Tidalis is an ugly, plasticky game with unpleasant music. Its tiled playing fields make it look a particularly uninspired member of the match-three crowd, while its central conceit is actually so complex that it requires innumerable tutorials for you to fully get your head around it. Even then, the chances are pretty good that many of the game’s finer points will have passed you by.
None of this matters, however, because Tidalis
is ultimately clever and nuanced enough to be worth all the effort. Its brazen charmlessness may provide the first perverse thrill, but it’s far from the last one on offer.
Created by Arcen Games, the developer of last year’s tower defence-flavoured space strategy AI War: Fleet Command, there’s a lot more to Tidalis than the screenshots suggest. Blocks fall and colours must be matched, but that’s done not by rearranging the individual pieces themselves, but by altering the directional arrows printed on them. Clicking on a block causes a stream of light to flow from it and through any other identical blocks within a certain radius. Connect more than three of the same colour, and you’ll start to remove them from the grid.
There’s a handful of complications – if your stream triggers a chain of falling blocks, each will in turn trigger a new stream when it lands, encouraging you to think several moves ahead – and there’s a handful of smart energy-savers, too, such as the helpful way that selecting a block highlights any others of a matching hue, possibly prodding you towards longer chains. Such handholding aside, the idea is still sufficiently different – and sufficiently fiddly – to require an unusual amount of acclimatisation.
When it clicks, though, you’ll find yourself in the middle of a thoughtful and intricate puzzle game, in which you feel more like an electrical engineer than the magic builder or celestial removal man most match-three titles cast you as. By the half hour mark, it’s likely that the pleasure to be found in easing little threads of light through the game’s grids will be starting to become apparent, while the noisy, off-putting nature of the early boards will be giving way to a clear signal.
This is where Tidalis starts to vary things, padding a generous story mode by switching out the objectives, increasing the speed of drops, changing the dimensions of the playing field, and throwing in a range of special blocks. As with the likes of Lumines, the central dynamic is sufficiently powerful that a simple tweaking of these variables can make the whole thing seem new again, and beyond that, there’s a range of stand-alone brainteasers and networked multiplayer options awaiting those who truly fall in love.

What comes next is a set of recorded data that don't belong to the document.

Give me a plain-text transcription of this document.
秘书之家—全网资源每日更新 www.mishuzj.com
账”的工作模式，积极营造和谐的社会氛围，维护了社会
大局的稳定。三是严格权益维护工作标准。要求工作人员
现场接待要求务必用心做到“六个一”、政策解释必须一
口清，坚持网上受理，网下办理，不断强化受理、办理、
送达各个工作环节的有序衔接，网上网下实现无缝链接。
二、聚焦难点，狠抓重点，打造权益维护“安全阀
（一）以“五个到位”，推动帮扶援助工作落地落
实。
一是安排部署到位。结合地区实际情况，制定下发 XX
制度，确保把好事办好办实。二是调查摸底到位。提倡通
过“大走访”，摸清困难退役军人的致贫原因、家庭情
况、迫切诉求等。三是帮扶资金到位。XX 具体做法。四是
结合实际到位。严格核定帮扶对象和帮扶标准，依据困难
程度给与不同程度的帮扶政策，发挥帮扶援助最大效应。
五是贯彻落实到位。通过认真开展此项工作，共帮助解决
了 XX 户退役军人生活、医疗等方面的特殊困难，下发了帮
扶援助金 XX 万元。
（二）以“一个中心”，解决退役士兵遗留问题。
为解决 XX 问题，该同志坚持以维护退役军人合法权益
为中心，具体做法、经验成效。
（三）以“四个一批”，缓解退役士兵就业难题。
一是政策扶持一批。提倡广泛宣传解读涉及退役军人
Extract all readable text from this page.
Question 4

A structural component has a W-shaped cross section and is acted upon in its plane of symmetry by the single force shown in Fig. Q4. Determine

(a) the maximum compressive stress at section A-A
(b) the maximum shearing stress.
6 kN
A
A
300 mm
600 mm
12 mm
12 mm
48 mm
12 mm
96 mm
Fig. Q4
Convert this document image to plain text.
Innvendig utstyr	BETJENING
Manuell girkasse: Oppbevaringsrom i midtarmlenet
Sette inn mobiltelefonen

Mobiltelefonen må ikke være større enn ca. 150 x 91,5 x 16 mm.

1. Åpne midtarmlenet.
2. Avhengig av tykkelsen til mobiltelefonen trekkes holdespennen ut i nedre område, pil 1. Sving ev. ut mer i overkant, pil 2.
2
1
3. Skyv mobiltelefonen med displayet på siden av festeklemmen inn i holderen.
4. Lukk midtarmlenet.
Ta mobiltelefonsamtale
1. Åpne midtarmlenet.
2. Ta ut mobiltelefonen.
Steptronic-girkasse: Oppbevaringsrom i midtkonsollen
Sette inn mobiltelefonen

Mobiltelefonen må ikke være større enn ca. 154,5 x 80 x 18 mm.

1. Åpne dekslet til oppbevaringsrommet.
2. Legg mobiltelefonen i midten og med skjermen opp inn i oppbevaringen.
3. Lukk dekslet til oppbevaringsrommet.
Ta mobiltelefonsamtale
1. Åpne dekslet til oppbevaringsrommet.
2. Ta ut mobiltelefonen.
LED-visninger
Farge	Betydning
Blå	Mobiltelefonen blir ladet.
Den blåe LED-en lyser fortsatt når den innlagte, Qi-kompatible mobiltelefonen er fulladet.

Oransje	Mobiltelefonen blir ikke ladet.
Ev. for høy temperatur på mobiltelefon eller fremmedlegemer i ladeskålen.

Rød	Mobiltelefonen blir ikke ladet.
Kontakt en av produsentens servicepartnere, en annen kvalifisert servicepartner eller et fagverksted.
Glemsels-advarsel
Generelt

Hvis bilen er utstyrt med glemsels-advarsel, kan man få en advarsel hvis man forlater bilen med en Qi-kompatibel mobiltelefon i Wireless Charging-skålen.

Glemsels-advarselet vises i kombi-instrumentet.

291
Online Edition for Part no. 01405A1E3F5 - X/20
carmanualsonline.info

While the game’s true appeal depends on the vigour of your inner engineer, there’s still a lot of collateral pleasure to be had from triggering an unexpected avalanche of blocks, and kicking off a chain that grows and grows as colours collapse and new streams are triggered. Don’t think: just sit back and watch the lines of light buzz and intersect, and the scores build up in unpredictable seismic shifts. True to Tidalis’ nature, such spectacles are exciting rather than pretty to watch, and you’ll almost certainly have muted the sound by this point, but there are plenty of glossier, more instantly appealing puzzle games that would struggle to have as many moments of genuine joy as this.